Although there was no evidence that any of the victims assaulted the police officer, the court ruled that all those present could be considered to have "intention to kill". Since Choorikkadan Krishnan Nair was a minor, his death sentence was later commuted to life imprisonment. The four comrades, Madathil Appu, Koithattil Chirukandan, Podora Kunjambu Nair, Pallikkal Aboobacker were hanged to death in Kannur central prison on 29 March 1943.

===Those who were hanged===
Madathil Appu was born in 1917, the son of Ambati Anthithirian and Chirutha. Appu, who received only a basic education, entered active politics through organizations such as the Abhinav Bharat, Yuvak sangh, Indian National Congress and the Karshakasangham (peasants union). On 26 March 1941, during a police search of a riverside tea shop, he was caught fighting with police while rescuing friends.

Koithattil Chirukandan, born in 1922, was the 31st accused in the Kayyur case. He was a member of the Congress movement, the Karshaka Sangh and the working committee of the Yuvak Sangh. On 12 March 1941, Chirukandan led a procession of Congress volunteers asking where Comrade Krishna Pillai was. Chirukandan, who was arrested that day, was sentenced to two years in jail under the National Security Rule.

Potora Kunjambu Nair was born in 1911 to Kuruvadan Chandan Nair and Podora Chiruthai Amma. After his primary education, he helped his father in his work. He entered politics in 1937 through the Indian National Congress. He was a member of the Eleri Village Congress Committee, Abhinav Bharat Yuvak Sangham and Karshaka Sangham. Kunjambu Nair was the 13th accused in the Kayyur case.

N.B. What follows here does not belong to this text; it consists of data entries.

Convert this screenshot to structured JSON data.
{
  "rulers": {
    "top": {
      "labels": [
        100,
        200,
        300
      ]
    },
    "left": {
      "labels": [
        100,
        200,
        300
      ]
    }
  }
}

Pallikkal Aboobacker was born in 1918 in Nileshwar in Kasaragod taluk. He has been a farmer activist since 1938. He joined the Communist Party of India in 1939. He was the 51st accused in the Kayyur case.

==Legacy==
Indian government has included Kayyur martyrs in the 5th volume of Dictionary of Martyrs, India's Freedom Struggle (1857-1947) published by the Indian ministry of culture and Indian Council of Historical Research.

==Controversies==
The role of Communist leader and former Kerala chief minister E. K. Nayanar in the Kayyur incident is a matter of controversy for a long. It is believed that Nayanar was the third accused in the FIR though he was not present at the scene, and he escaped the trial as he could not be apprehended by the police. Historian A Sreedharan Menon opined that the police had implicated E. K. Nayanar in the case. The authors of the book Nayanar: Kayyoorinte kapadamukham (meaning: Nayanar: Kayyur's Hypocrisy) say that they searched the history of the Kayyur struggle for over a year and that Nayanar's name is not even in any document or book about the incident, including the actual verdict of the Sessions Court in Mangalore.

In 2021, following the government's order to organize competitions of Independence Day celebrations based on local history, the subject given in Kasargod district was the Kayyur incident. The KPSTA, a pro - Congress teachers' union, alleged that politics was behind the choice of the subject as there are many other freedom struggles in the district other than this peasant struggle. The authorities replied that the Kayyur incident, in which four people were hanged, was an unforgettable chapter in the national freedom struggle and that the issue was chosen because there was no greater sacrifice in the district than this.

==Works on Kayyur incident==
Kannada writer Niranjana's Chirasmarane was based on the Kayyur incident. Malayalam film director Lenin Rajendran's 1986 movie Meenamasathile Sooryan was also based on the incident. P. V. K. Panayal's novel Khanijam is also written in the context of Kayyur incident.